The module creates a BIOM table based on the OTU table and a taxonomy assignment if avaliable (will be available if the qiime_assign_taxonomy is in the branch).

If chimera checking has been performed, the suspected chimeric sequences will be removed from the BIOM table.

The module also adds code for creating a summary of the BIOM table and a tab-delimited version thereof.

Requires

  • A BIOM table:

    • sample_data["biom_table"]

Optional

  • A phylogenetic tree:

    • sample_data["phylotree"]

Output

  • Puts the core diversity directory name in

    • self.sample_data["project_data"]["diversity"]

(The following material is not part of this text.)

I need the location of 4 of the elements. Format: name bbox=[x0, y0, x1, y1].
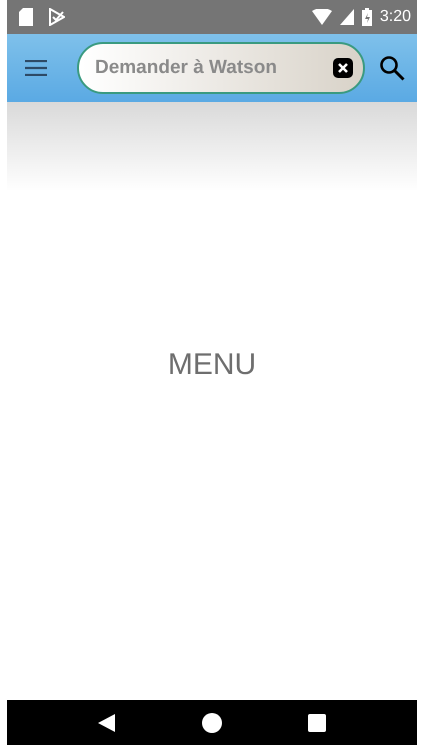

Parameters that can be set

Parameter

Values

Comments

–mapping_fp

A path to the qiime mapping file (if not set, will use the mapping file passed in qiime_prep.

–parameter_fp

A path to a qiime parameter file.

Lines for parameter file

q_divers_1:
    module: qiime_divers
    base: q_filt_otus_1
    script_path: /path/to/QIIME/bin/core_diversity_analyses.py
    qsub_params:
        -pe: shared 20
    sampling_depth: 109897
    redirects:
        --categories: Disease,sex
        --parameter_fp: /path/to/parameter_file

References

Caporaso, J.G., Kuczynski, J., Stombaugh, J., Bittinger, K., Bushman, F.D., Costello, E.K., Fierer, N., Peña, A.G., Goodrich, J.K., Gordon, J.I. and Huttley, G.A., 2010. “QIIME allows analysis of high-throughput community sequencing data”. Nature methods, 7(5), pp.335-336.